Frank Monaghan, executive director of Habitat for Humanity Philadelphia, said the students will help the nonprofit provide detailed documentation for Habitat officials to approach foundations and lenders for funding. Habitat will also present the students’ suggestions to its Board of Directors.

“We’re going to have a lot more documentation, and when it comes from a reputable institution like Temple, it’s going to mean a lot more,” Monaghan said.

The students’ conclusion: go for it. The increasingly popular ReStores typically diversify and strengthen income streams. There are more than 650 ReStores operating successfully nationwide, and 100 more are expected to open in the next year.

Through monthly yard sales, and with little marketing, Philadelphia’s Habitat has already netted $20,000 through its small ReStore on 19th and Berks streets, just blocks from Temple’s Main Campus.

For Habitat, an economically sustainable ReStore would serve many goals, including saving usable building supplies and home furnishings from landfills, reaching underserved market segments with affordable goods, providing additional volunteer opportunities and making more money to build more homes.

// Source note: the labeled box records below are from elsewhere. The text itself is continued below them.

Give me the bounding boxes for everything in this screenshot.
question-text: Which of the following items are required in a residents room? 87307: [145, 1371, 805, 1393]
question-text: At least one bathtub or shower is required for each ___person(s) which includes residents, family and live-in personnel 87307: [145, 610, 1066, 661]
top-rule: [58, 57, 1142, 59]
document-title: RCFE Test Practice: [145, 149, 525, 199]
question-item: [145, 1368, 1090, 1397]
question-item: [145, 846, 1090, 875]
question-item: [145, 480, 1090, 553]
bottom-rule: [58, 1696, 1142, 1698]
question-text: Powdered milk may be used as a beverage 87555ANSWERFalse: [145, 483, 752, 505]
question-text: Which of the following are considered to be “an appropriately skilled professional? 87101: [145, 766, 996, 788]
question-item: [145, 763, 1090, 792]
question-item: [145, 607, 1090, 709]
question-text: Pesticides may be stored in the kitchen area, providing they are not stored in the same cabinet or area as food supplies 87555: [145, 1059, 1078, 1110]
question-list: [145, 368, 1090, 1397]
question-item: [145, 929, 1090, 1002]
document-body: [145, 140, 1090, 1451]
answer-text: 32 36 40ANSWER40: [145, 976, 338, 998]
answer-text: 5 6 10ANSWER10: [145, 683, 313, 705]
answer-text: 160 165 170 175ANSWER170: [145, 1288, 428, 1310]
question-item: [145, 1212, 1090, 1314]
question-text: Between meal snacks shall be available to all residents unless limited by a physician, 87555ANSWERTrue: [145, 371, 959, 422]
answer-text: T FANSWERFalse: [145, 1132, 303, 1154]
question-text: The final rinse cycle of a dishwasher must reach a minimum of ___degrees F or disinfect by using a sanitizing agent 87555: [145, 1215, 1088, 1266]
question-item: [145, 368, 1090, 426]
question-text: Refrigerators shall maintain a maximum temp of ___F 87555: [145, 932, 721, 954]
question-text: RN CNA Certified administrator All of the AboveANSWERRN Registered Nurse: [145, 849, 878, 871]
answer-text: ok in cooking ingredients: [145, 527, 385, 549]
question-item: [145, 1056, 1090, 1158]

EMC Managing Director TL Hill and Clinical Professor James Hutchin said the students concluded that Philadelphia’s ReStore would break even in a year and could pay back, if needed, the money raised to launch the venture within three years. During a five-year period, Hutchin estimated, Habitat could build at least 10 houses that otherwise wouldn’t have been built.

Throughout the day, Hutchin said he saw in students “exceptional team skills and quiet competency.”

“A lot of it has to do with the attention they’re giving to working together,” Hill added.

Amid towers of empty pizza boxes and rows of Box of Joe coffee containers, students debated partnership opportunities, inventory software and whether a ReStore receptionist would be overworked. Later, they analyzed everything from the cost of making a sign to the color choice for PowerPoint slides.

“The hardest process is understanding the problem,” MBA student Andrew Martel said. “The biggest difference between class and the real world is that the problems aren’t clearly laid out for you. You have to fall back on the class experiences to get through. When we sat down six hours ago, we didn’t know where to start.”

But Habitat representatives know where students using their expertise for social good should end.

“I would love, in 10 years, for them to be driving in the area, with their kids in the car going to soccer practice, seeing three or four ReStores that we have and saying to their kids, ‘I started that,’” Monaghan said.